Caminhos da pesquisa até à prática clínica
Especialistas dizem que a ideia de mirar o metabolismo do câncer é promissora, mas nem todos os achados em camundongos são replicáveis em humanos. Bernard Corfe, professor de nutrição e saúde na Newcastle University, afirmou: “Não há evidência para sugerir que dieta sozinha possa tratar ou curar um câncer.”. “E cortar a ingestão de proteína pode causar danos graves porque o seu corpo precisa dela para manter a força muscular e reparar tecidos – e para apoiar o sistema imunitário durante tratamentos difíceis, como quimioterapia e radioterapia.” Dr John Riches, clínico leitor em imunometabolismo tumoral no Barts Cancer Institute, acrescenta: “Qualquer dieta com défice de aminoácidos deve ser cuidadosamente planeada para evitar malnutrição, especialmente em crianças.”

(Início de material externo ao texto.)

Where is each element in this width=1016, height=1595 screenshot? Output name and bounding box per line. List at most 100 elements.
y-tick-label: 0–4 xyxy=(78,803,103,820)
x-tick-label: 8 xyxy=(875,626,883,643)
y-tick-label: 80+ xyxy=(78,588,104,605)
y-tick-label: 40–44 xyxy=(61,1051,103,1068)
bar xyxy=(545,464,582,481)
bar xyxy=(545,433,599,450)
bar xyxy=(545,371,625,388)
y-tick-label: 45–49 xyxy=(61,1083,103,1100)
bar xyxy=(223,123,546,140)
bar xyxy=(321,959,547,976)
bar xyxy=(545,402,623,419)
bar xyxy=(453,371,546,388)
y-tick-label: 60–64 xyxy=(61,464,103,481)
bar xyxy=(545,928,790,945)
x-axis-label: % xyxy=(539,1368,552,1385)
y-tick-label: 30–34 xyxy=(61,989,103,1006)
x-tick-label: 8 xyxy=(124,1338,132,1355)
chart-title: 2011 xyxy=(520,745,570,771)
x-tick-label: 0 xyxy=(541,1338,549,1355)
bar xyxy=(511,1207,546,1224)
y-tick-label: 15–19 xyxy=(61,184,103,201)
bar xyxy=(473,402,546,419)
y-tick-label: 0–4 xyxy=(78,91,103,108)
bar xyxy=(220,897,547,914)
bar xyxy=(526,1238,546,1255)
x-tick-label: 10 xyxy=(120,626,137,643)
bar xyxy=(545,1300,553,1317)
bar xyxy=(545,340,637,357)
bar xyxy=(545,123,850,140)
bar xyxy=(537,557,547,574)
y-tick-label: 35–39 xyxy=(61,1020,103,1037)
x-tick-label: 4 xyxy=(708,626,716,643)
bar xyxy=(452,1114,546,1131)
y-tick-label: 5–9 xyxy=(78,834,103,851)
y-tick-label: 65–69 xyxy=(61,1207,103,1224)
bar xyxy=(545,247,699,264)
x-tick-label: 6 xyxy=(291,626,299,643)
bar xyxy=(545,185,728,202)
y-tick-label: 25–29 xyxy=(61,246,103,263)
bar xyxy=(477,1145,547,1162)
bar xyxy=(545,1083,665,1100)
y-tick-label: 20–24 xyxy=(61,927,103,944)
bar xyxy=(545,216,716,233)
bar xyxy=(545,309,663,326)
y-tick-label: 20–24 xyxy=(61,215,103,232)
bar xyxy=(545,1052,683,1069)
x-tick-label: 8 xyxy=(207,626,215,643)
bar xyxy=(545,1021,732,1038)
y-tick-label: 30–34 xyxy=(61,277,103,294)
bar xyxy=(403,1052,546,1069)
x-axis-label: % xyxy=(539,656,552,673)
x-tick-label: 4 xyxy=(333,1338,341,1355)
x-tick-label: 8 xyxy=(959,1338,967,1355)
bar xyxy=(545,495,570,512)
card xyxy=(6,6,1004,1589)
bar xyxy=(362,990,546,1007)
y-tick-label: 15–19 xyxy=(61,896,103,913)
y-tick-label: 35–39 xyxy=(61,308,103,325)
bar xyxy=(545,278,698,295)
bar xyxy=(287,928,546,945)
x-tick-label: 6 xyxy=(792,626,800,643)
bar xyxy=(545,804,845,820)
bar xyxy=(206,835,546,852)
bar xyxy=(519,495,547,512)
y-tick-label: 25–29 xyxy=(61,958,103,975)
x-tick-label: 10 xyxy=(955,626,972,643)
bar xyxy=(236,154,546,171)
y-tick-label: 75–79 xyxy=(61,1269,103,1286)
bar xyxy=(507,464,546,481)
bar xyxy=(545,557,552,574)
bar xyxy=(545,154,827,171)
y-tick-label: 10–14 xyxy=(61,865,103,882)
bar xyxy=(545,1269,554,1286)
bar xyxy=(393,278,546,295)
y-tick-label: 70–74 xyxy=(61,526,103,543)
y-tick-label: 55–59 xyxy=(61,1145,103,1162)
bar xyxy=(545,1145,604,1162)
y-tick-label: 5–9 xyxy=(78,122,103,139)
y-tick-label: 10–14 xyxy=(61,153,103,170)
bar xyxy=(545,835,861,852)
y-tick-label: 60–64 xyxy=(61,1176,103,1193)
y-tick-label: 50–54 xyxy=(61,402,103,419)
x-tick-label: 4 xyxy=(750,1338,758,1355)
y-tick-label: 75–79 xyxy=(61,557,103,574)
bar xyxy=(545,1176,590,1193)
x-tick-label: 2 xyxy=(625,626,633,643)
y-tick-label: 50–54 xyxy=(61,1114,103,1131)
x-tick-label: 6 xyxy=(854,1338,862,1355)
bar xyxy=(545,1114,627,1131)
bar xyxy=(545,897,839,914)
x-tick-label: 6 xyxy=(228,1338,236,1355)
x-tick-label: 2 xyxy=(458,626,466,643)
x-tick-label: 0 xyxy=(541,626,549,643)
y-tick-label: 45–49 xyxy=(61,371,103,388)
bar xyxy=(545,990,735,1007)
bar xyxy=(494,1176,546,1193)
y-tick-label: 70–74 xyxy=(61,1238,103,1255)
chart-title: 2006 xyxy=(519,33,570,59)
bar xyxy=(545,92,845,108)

Perspectivas de futuro com cautela
Mas o pesquisador suíço não recua: “Estamos agora numa área de saúde de precisão,” disse ele. “Este estudo é um turning point na forma como usamos a dieta para tratar o câncer.” Embora haja entusiasmo, especialistas alertam para a necessidade de cautela com dietas restritivas, que podem trazer riscos sérios se não forem bem geridas.